Lüneburg. Ein aufsehenerregender Überfall auf einen Celler Juwelier kostet zwei Räubern das Leben. Der Geschäftsinhaber schießt in Notwehr. Der Dritte im Bunde steht nun vor Gericht. Er soll der Fluchthelfer gewesen sein.

Unter großem Medienaufgebot wird der dunkel gekleidete 38-Jährige in Handschellen in den Gerichtssaal geführt, der Deutsch-Russe versteckt sich hinter einem roten Aktendeckel vor Fotografen und Kamerateams. Der Angeklagte ist der einzig Überlebende eines Trios, das am 14. September in Celle einen Juwelier überfiel. Seine Komplizen wurden dabei in Notwehr von dem 73-Jährigen erschossen. Zum Prozessauftakt vor dem Lüneburger Landgericht schweigt der Mann am Dienstag - er soll der Fluchthelfer gewesen sein. "Derzeit nicht", sagt der Verteidiger bezüglich einer Aussage.

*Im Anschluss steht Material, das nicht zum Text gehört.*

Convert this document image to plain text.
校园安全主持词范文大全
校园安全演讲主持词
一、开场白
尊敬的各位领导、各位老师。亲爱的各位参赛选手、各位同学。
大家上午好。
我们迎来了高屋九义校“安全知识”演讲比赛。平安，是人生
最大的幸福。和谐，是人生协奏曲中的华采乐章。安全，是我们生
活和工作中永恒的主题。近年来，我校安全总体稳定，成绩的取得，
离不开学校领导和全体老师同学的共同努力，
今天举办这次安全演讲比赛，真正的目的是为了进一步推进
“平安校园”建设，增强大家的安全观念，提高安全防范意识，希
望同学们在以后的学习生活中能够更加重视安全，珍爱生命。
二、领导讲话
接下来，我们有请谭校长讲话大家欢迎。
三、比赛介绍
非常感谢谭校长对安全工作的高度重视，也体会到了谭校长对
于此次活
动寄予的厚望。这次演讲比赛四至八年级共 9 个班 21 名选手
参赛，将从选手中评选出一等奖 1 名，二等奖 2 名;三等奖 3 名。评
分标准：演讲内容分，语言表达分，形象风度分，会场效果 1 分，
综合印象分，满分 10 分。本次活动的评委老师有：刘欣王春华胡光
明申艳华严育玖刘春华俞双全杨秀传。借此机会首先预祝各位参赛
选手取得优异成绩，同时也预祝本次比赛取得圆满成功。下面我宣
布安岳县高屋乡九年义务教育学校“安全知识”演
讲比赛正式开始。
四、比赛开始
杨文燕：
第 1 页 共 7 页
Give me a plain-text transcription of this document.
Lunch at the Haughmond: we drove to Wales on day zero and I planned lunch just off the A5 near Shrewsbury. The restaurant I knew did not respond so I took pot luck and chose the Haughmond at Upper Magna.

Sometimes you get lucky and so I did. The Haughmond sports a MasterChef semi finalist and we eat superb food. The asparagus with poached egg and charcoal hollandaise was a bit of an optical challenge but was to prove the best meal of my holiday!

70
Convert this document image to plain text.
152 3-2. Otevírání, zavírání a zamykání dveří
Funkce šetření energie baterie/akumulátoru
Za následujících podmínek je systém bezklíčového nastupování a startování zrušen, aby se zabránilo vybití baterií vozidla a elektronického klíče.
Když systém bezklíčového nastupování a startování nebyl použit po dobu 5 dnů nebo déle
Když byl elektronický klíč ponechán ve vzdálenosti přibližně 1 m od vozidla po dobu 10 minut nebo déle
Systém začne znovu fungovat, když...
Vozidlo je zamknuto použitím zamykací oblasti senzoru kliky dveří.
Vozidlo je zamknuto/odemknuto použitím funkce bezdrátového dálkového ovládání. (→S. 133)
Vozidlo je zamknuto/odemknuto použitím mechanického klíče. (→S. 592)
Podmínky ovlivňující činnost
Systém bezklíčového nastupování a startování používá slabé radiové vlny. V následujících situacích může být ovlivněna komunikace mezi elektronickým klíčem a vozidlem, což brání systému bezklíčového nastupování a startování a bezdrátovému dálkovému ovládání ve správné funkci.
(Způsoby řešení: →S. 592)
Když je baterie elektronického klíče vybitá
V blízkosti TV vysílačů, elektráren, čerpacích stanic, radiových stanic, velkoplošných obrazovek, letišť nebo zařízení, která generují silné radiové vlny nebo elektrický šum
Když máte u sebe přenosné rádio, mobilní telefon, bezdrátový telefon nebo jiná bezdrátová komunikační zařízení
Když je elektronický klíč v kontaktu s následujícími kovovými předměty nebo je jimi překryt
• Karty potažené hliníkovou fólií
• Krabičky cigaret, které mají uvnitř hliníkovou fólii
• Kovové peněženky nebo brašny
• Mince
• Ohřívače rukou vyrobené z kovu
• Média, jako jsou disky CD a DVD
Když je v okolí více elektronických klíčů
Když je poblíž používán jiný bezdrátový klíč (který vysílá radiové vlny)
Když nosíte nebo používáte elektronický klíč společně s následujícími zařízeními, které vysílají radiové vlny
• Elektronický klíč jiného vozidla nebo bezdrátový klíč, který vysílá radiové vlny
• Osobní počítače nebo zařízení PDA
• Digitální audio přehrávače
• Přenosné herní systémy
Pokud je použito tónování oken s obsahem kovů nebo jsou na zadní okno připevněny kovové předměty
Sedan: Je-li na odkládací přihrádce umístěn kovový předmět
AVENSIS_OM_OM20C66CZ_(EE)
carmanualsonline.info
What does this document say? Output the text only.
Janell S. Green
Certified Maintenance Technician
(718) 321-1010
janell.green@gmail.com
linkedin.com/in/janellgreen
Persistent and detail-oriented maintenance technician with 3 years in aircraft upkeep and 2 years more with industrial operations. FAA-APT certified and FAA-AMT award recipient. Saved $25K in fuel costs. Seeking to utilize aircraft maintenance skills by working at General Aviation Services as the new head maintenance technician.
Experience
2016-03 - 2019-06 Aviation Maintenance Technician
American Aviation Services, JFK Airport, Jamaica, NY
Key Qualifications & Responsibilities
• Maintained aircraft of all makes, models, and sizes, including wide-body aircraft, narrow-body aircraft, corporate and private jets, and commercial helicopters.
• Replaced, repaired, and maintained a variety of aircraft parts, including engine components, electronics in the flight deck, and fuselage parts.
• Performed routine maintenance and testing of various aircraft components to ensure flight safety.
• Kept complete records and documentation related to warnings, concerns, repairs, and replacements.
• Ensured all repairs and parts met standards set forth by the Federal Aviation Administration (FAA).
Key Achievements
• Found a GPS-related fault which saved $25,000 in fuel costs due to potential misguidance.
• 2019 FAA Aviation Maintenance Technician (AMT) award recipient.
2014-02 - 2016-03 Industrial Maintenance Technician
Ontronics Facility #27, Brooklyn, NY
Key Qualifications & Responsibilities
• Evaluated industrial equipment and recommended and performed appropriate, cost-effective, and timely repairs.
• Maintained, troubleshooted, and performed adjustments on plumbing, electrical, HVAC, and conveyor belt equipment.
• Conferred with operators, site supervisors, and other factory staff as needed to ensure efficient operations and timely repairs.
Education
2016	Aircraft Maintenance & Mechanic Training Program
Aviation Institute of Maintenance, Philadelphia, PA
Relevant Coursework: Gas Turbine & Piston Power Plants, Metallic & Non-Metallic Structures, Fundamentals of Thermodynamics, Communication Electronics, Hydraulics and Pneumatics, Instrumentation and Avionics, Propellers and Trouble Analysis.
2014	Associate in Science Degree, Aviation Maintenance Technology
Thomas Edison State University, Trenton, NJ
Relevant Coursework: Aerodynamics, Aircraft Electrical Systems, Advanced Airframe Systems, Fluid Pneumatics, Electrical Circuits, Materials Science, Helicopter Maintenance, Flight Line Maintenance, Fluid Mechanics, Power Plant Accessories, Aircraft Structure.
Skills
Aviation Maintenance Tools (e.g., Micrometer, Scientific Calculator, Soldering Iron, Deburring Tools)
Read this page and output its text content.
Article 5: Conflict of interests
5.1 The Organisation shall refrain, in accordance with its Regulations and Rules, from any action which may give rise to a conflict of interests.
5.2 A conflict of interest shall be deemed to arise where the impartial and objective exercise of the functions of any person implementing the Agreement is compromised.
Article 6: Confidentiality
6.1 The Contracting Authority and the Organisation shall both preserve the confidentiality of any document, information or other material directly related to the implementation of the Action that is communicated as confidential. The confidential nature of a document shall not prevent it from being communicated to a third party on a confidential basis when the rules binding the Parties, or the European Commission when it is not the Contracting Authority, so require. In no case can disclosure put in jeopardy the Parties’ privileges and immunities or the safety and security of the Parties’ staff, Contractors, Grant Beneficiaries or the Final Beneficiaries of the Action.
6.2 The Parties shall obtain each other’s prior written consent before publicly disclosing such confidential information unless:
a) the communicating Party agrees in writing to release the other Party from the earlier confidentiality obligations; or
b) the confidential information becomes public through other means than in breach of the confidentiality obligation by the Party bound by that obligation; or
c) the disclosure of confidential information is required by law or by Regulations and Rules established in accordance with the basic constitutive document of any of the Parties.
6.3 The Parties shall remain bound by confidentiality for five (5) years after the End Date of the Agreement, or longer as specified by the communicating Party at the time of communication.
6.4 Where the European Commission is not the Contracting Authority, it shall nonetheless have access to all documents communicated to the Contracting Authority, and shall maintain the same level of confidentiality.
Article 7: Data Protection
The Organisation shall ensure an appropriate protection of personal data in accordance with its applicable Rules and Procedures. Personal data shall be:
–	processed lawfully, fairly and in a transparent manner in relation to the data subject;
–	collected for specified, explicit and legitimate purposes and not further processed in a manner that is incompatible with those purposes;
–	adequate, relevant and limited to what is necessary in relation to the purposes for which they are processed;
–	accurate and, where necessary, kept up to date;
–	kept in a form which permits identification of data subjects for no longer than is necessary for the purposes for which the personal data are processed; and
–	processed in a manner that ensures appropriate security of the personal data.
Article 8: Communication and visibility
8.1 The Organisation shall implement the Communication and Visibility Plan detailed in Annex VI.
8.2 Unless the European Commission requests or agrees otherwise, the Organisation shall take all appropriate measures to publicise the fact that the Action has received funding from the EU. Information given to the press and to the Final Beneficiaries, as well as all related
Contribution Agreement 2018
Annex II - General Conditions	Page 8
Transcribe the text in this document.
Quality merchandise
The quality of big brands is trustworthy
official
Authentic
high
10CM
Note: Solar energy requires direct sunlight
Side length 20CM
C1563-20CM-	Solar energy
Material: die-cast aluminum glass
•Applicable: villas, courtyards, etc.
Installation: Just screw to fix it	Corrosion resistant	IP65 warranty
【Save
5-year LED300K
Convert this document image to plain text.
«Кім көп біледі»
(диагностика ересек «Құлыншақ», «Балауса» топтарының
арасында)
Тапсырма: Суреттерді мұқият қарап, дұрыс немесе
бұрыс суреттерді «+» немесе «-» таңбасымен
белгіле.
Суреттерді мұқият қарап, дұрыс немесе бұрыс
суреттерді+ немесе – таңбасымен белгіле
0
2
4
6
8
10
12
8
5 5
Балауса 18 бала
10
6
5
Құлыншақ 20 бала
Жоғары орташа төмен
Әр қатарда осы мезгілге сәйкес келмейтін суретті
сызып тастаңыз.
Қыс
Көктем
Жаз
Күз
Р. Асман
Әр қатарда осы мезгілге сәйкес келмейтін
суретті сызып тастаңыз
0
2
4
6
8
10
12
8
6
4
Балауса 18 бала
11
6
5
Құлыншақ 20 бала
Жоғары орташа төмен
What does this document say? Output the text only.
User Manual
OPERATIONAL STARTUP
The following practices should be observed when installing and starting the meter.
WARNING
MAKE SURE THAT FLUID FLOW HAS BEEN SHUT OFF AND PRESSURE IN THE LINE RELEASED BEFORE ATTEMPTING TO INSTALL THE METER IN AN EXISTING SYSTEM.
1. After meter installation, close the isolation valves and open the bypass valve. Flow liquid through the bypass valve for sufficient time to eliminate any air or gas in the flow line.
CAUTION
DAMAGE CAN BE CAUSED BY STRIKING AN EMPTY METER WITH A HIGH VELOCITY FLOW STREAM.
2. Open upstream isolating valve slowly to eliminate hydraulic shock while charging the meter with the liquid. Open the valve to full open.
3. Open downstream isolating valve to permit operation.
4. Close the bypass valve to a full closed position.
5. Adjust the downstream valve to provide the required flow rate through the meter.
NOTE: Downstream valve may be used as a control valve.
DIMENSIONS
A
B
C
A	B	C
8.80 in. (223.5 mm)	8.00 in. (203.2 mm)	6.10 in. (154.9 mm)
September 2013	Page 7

Die 11. Große Strafkammer verhandelt wegen gemeinschaftlich begangenen versuchten schweren Raubes. Die Staatsanwaltschaft legt dem Angeklagten zur Last, sich mit seinem Bruder und einem weiteren Beteiligten verabredet zu haben. Er soll mit dem Bruder von Waltrop im Ruhrgebiet in Richtung Südheide gefahren sein, unterwegs den Dritten aufgenommen und beide in Celle abgesetzt haben. Der Bruder habe den Dritten in einem Rollstuhl geschoben. Beim Juwelier sollte "kein Argwohn aufkommen", formulierte es der Staatsanwalt.

Der Prozess nimmt das Ehepaar, das als Nebenkläger auftritt, sehr mit, berichtet Rechtsanwalt Felix Matzeit. "Besonders für meine Mandantin war es sehr emotional und schwierig, sie hat alles noch einmal erlebt", sagt der Celler Anwalt. Die 71 Jahre alte Ehefrau habe sogar noch einmal Angst bekommen, als dem Angeklagten die Handschellen abgenommen werden. "Sie hatte das Gefühl, er könne jeden Moment aufstehen".

Beim Überfall selbst war der Mann, der seit November nach seiner Flucht in Untersuchungshaft sitzt, nicht dabei. Er soll das Fluchtfahrzeug geparkt und Kontakt gehalten haben. Die beiden anderen sollen mit Handschellen, einer Schusswaffe, einem Handbeil und einem Messer das Geschäft betreten haben. Dort sei der Mann aus dem Rollstuhl über den Tresen gesprungen und habe sich auf die Ehefrau gestürzt, um diese zu würgen und zu fesseln. Der Juwelier habe nach den Rufen seiner Frau den Verkaufsraum betreten und sei von dem Bruder mit der Schusswaffe bedroht worden. Daraufhin habe der Senior mit einer Waffe auf beide Täter geschossen. Der Bruder starb am Tatort, der weitere Beteiligte erlag später seinen Verletzungen.

Das Verfahren gegen den Ladeninhaber wegen Totschlags war eingestellt worden. Die Staatsanwaltschaft Lüneburg ging davon aus, dass der Senior in Notwehr gehandelt hatte.

Der Prozessauftakt war nach wenigen Minuten nach Verlesung der Anklageschrift zu Ende, das derzeit überlastete Gericht hatte den Termin nur angesetzt, um Fristen einzuhalten. Insgesamt sind acht weitere Verhandlungstermine angesetzt. Am 19. Mai geht der Prozess weiter, ein Urteil ist für Mitte Juli geplant.